Entre les deux, en effet, il y a eu la Coupe d'Italie qui s'est encore effondrée en demi-finale contre Milan et le scudetto s'est échappé à cause de plusieurs points perdus pendant le championnat, mais surtout à cause du match nul à domicile contre la Lazio lors de l'avant-dernière journée qui est arrivé dans le temps additionnel à cause d'un handball de Bisseck (ça vous dit quelque chose ?).

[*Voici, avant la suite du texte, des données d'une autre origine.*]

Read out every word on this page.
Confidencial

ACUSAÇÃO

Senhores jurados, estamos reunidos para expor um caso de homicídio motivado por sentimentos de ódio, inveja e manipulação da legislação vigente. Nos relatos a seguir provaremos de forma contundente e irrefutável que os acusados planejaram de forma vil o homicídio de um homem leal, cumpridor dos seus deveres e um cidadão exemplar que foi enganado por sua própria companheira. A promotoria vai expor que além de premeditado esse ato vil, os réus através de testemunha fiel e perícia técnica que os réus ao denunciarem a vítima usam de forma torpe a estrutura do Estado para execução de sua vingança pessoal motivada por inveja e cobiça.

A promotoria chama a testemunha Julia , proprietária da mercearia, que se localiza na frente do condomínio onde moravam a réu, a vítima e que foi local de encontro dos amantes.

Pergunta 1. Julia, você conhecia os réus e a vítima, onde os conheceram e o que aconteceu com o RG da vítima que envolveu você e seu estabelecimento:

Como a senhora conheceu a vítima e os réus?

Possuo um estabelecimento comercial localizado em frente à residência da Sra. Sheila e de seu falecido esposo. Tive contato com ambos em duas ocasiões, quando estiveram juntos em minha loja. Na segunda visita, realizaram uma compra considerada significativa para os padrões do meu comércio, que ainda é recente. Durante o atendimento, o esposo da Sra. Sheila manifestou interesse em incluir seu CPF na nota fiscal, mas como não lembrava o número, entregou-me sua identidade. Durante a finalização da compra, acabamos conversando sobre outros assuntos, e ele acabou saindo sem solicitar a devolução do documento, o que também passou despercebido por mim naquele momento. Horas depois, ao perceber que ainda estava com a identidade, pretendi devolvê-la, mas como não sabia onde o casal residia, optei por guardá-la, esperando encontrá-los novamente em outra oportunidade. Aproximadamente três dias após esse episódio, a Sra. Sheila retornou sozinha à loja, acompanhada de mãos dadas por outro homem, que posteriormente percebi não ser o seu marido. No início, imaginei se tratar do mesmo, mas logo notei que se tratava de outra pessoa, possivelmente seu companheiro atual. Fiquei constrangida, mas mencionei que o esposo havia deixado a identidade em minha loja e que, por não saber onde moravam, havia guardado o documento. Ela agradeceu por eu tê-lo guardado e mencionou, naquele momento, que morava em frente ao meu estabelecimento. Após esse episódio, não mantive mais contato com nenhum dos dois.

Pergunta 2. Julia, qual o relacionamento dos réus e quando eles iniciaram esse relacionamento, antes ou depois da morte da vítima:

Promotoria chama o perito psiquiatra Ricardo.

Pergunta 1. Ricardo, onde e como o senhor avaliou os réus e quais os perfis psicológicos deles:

Le tout accompagné de la Coupe du Monde des Clubs où l'Inter est sorti en huitièmes de finale contre le modeste Fluminense. Et maintenant la Super Coupe. Heureusement, 2025 est désormais presque terminé. Presque, car le 28 décembre, les Nerazzurri affronteront à Bergame un match difficile à l'extérieur contre l'Atalanta relancée par Palladino.

Hier après-midi, les troupes de l'Inter sont rentrées à Milan. Mauvaise humeur et peu d'envie de parler. Ce matin à 11 heures aura lieu le premier entraînement, puis il y aura aussi quelques jours de détente pour Noël. Il faudra remettre à zéro, d'abord la tête, mais aussi préparer le corps à un tour de force très exigeant en janvier et février (les premiers matches de 2026 auront lieu avec Bologne à San Siro le 4, à Parme le 7 et à nouveau à domicile le 11 avec Naples), où se décidera également le sort de la Ligue des Champions, qu'il s'agisse de la qualification directe pour les huitièmes de finale ou de la frayeur des playoffs (avec Arsenal à Milan et le Borussia à Dortmund).